Anna’s decades-long career has spanned from the Federal Reserve Bank of New York to the private sector, after graduating from Connecticut College with a BA in International Relations, Economics, and Japanese. She’s also held positions at JP Morgan and UBS International, before arriving at U.S. Trust in 2003, which merged with Bank of America in July 2007. Since December of 2003, she has held several positions (Vice President, Alternative Assets at U.S. Trust; Director, Senior Research Analyst, Alternative Investments at Bank of America; and Senior Vice President, Third Party Private Equity and Real Asset Fund of Funds), before advancing to Managing Director, Head of Global Equity Due Diligence at Bank of America Merrill Lynch, and her current role at Bank of America based in New York City.
In addition, she volunteered for nine years as Chairperson of the Board at the High Water Women Foundation.
During the course of the interview, Anna shared her outlook on tokenization, holistic view of work and life, and great expectations for ETFs.
The following is edited for length and clarity.
Looking back at 2025, what was your highlight and your surprise of the year?
On my personal level, my highlight was I got married and turned 50 all on the same day. I’d been with my partner for 18 and a half years, but we decided to up the ante and get married.
On a professional level, Liberation Day was my biggest surprise: Despite the significant changes that was thought to bring, the market’s keeping on at an amazing trajectory.
What key innovations are you most excited about?
I have been excited for a while about the active ETF structure taking over the mutual fund: It’s time to have a new structure for these funds, and I think what I’m interested to see is, “What is the range that are going to be available in ETFs going forward?”
I think that what hasn’t hit mainstream on a financial product side is tokenization, and that is what I’m excited to see: how that evolves and how quickly that evolves.
I think right now, in terms of digitization, everyone’s focused on crypto, but the blockchain and tokenization are going to change things in my opinion much more than crypto in itself – reduce costs to the end investor, which I think is super important.
What’s your leadership philosophy and what makes your team so amazing?
My leadership philosophy is that work is part of life, not separate from it. I’m fortunate to lead a team of deeply experienced investors who are not only technically strong, but intellectually curious and genuinely accountable to our clients and the outcomes we deliver: That accountability shapes my role. I see myself as a thought partner – someone who helps elevate issues, challenge assumptions, and provide a sounding board as ideas and risks are worked through.

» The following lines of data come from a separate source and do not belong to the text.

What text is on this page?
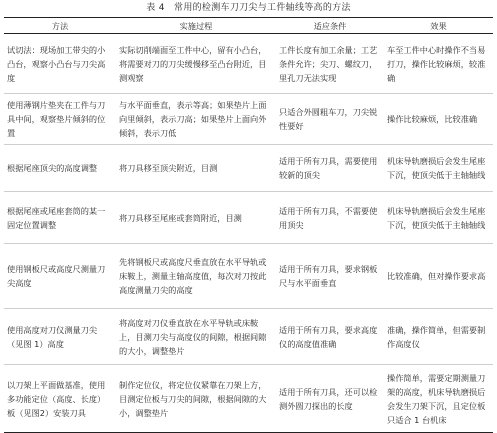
表 4　常用的检测车刀刀尖与工件轴线等高的方法
方法	实施过程	适应条件	效果
试切法：现场加工带尖的小凸台，观察小凸台与刀尖高度	实际切削端面至工件中心，留有小凸台，将需要对刀的刀尖缓慢移至凸台附近，目测观察	工件长度有加工余量；工艺条件允许；尖刀、螺纹刀，里孔刀无法实现	车至工件中心时操作不当易打刀，操作比较麻烦，较准确
使用薄钢片垫夹在工件与刀具中间，观察垫片倾斜的位置	与水平面垂直，表示等高；如果垫片上面向里倾斜，表示刀高；如果垫片上面向外倾斜，表示刀低	只适合外圆粗车刀，刀尖锐性要好	操作比较麻烦，比较准确
根据尾座顶尖的高度调整	将刀具移至顶尖附近，目测	适用于所有刀具，需要使用较新的顶尖	机床导轨磨损后会发生尾座下沉，使顶尖低于主轴轴线
根据尾座或尾座套筒的某一固定位置调整	将刀具移至尾座或套筒附近，目测	适用于所有刀具，不需要使用顶尖	机床导轨磨损后会发生尾座下沉，使顶尖低于主轴轴线
使用钢板尺或高度尺测量刀尖高度	先将钢板尺或高度尺垂直放在水平导轨或床鞍上，测量主轴高度值，每次对刀按此高度测量刀尖的高度	适用于所有刀具，要求钢板尺与水平面垂直	比较准确，但对操作要求高
使用高度对刀仪测量刀尖（见图 1）高度	将高度对刀仪垂直放在水平导轨或床鞍上，目测刀尖与高度仪的间隙，根据间隙的大小，调整垫片	适用于所有刀具，要求高度仪的高度值准确	准确，操作简单，但需要制作高度仪
以刀架上平面做基准，使用多功能定位（高度、长度）板（见图2）安装刀具	制作定位仪，将定位仪紧靠在刀架上方，目测定位板与刀尖的间隙，根据间隙的大小，调整垫片	适用于所有刀具，还可以检测外圆刀探出的长度	操作简单，需要定期测量刀架的高度，机床导轨磨损后会发生刀架下沉，且定位板只适合 1 台机床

A core part of my responsibility is protecting the integrity of the investment and research process, so we continue to make disciplined, high quality decisions. At the same time, I’m very intentional about trust. I believe that when people take ownership of their work, they should also have the freedom to live full lives outside of it. When the work is done well, I want people pursuing what matters to them. In my experience, that balance ultimately strengthens performance rather than detracts from it.”
If you weren’t in the invstment sector, what would you be doing?
If I had known how the field was going to advance, I would have become a geneticist:
I would be in biotech, genetics research, et cetera, if I could go back and do it all again – but that ship has sailed.
Who were your mentors?
I’ve been lucky to have had a lot of mentors along the way. I have a senior executive who pushed me to start leading and managing teams and also allowed me to pursue research in sustainability. I don’t want to use her name as she’s still in the industry, but she really believed in me and let me shape my career.
I have two other mentors with whom I’m regularly in touch who have given me amazing advice, to navigate the corporate world and how to get the most out of this career, and to think about the kind of impact that I want to make in financial services.
What would you like to achieve in 2026, personally or professionally?
Personally, I want to get a lot better at tennis. I’ve been sort of middling for a while, and I would like to up that.
Professionally, I’m interested in continuing to innovate the alternatives investments that we have on the platform. I’ve been in alternative investment research since 2006, and I think this is amazing to think about the transformation of that industry, and so, I want to be front and center on that.
Who would you like to have lunch with this year?
I’m not sure she lunches, but I’d like to have a glass of wine with Stevie Nicks, whom I’ve long respected as a musician and a strong woman.